Hep, glossy-haired teenage girls dressed in clothes from the kids' section, and over-confident, scrubbed-clean teenage boys dressed in clothes from, well, Fardeen Khan's wardrobe, all of whom are never seen inside a real classroom but are ready to sing and dance at bubble-gummy college fests that occur at random times of the year, can please step down the stage, thank you. Because college-realism is actually here to stay.
This time, the focus is on real teenagers who converge at those temples of learning, otherwise known as Intermediate Colleges (the corporate kind, which, if they had their way, would insist on kids studying 24 hours a day, by inventing a 30-hour clock if necessary). Kotha Bangaru Lokam captures what love and life are like, before that phenomenal milestone in every Telugu household - EAMCET - and might as well have been a prequel to Happy Days.
Happy-go-lucky Balu (Varun Sandesh), who doesn't know the fine line between being cheeky and being rude, but gets away with it all the time, falls in love with lively and spirited Swapna (Sweta Basu Prasad), both of who study at a residential intermediate college. Playing key roles in the love story of these adolescents are their parents, and the college itself.
Balu's parents, played by Jayasudha and Prakash Raj, are the self-assuredly loving kind, who trust their kid to make his own mistakes and learn from them. On the other hand, Swapna's parents (Ahuti Prasad & Rajitha) are quite the diametrically opposite kind.
One day, Balu and Swapna have a small outing, and there's a small kiss. Now, if you have been an oily, pimply 16-year-old who has lived with concepts like "intensive coaching" and "A-section", at institutions that forbid you to breathe the same air as a person of the opposite sex, you know only too well what a big deal a little kiss can turn into. The college is scandalized, the parents are brought into the picture, and how affairs are handled forms the rest of the story.
The concept behind KBL works well, but as a story, it is not entirely well-crafted. For example, there is a turn of events in the end just for the sake of propelling the story forward. The twist is so overwhelming that the rest of the story gets blurred, as the audience is still coming to terms with what happened. Then, quite a few dialogues are put in just for the sake of saying something wise, and end up confusing the audiences.

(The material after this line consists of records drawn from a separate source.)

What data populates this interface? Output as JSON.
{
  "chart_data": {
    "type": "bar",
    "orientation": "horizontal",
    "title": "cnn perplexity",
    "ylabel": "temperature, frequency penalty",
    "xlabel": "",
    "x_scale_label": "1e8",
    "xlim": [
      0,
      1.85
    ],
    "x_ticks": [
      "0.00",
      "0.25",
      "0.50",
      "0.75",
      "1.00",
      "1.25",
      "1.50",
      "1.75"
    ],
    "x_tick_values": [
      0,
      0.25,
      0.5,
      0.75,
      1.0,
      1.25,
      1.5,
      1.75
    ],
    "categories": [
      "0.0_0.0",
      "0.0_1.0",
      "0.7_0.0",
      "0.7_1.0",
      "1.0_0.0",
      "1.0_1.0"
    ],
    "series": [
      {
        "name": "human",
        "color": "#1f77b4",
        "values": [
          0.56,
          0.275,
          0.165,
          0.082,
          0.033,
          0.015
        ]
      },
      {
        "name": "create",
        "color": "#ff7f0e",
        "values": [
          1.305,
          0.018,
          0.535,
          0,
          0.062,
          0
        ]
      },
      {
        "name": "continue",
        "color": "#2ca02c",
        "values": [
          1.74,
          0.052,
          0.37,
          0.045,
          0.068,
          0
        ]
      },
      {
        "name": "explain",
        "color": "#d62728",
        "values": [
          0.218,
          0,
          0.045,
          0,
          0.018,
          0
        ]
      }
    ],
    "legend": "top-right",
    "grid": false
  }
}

Also, KBL wants to convey a point to teens (and their parents), but kind of avoids looking in the eye. The advice keeps switching from "Love Vs Attraction" to "Teen Priorities: Love Or Studies?" to "How To Understand Your Teenager: Parenting For Dummies", and the result is a vague, confused message that doesn't hit you head-on. Given the tricky task of cautioning teenagers (which, if not successful, could have disastrous results), it could well be an effort to preach without being overly pontifical. To its credit, the effort is successful, more or less.

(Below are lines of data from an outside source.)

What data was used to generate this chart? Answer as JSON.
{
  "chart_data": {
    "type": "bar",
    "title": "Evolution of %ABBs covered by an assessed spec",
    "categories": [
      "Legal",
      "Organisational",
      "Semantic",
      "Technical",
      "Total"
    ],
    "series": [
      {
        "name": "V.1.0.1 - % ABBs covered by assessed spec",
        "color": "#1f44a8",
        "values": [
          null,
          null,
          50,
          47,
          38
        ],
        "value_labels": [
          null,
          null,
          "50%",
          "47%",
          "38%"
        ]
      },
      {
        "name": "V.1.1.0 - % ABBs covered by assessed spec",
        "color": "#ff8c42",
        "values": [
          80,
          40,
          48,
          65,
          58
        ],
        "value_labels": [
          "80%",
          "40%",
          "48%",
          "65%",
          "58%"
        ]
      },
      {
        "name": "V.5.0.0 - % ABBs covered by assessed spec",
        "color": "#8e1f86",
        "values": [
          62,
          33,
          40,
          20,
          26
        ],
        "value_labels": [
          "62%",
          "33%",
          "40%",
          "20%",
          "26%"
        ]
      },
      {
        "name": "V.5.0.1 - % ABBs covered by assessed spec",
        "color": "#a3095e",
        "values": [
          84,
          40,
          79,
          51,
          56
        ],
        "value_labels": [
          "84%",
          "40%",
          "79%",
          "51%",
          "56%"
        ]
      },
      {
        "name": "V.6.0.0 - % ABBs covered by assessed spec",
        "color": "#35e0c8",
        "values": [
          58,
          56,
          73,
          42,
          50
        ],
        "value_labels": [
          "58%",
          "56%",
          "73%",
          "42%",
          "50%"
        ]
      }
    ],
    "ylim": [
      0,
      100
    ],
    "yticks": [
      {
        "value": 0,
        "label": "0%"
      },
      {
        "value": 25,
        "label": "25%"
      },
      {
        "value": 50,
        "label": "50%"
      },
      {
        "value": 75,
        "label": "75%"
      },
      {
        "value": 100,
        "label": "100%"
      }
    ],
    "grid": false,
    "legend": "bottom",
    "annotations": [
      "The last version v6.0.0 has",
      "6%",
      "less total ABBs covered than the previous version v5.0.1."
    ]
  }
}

Sweta Prasad (erstwhile child star from Hindi films like Makdee) is perfect as Swapna, and boy, is she talented! Varun Sandesh is eager to do a younger role than in Happy Days, but at times doesn't carry off the look without seeming stupid.

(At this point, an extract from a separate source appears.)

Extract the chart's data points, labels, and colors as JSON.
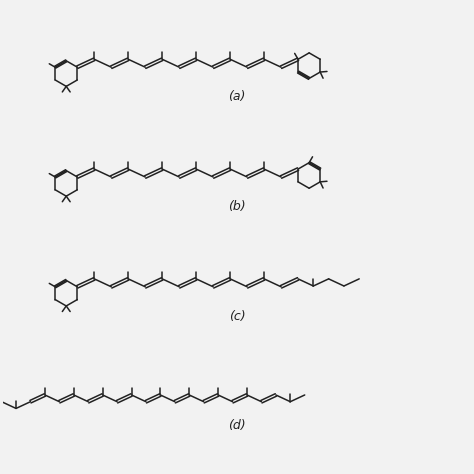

Both sets of parents have quite significant roles to play, and all the actors do a great job. Rao Ramesh also has a pivotal role; he and Prakash Raj serve as the medium through which the film conveys its message(s). And Brahmanandam as the college principal will have headmasters looking for cover.
The music and the visuals fit perfectly into what could be safely called a Happy Days template, and they work. However, the fun of Kotha Bangaru Lokam is in the details that it gets perfectly right - from the average unglamorous Intermediate student's life, agonized as much by ranks as by zits, the drudgery of "study hours", the incessant fear of getting caught for anything, and the ignominy of meeting your parents in the principal's room at the slightest hint of "indiscipline", down to the dressing, the synthetic salwar-kameezes, the oiled and braided hair, and even the dupatta self-consciously worn back to front.
Kotha Bangaru Lokam will have struck a chord when you discover that a) you were one of the characters in the film, b) you know someone who is, or c) both. Chances are it will strike gold, too. Watch the film for yourself to know why it's so endearing.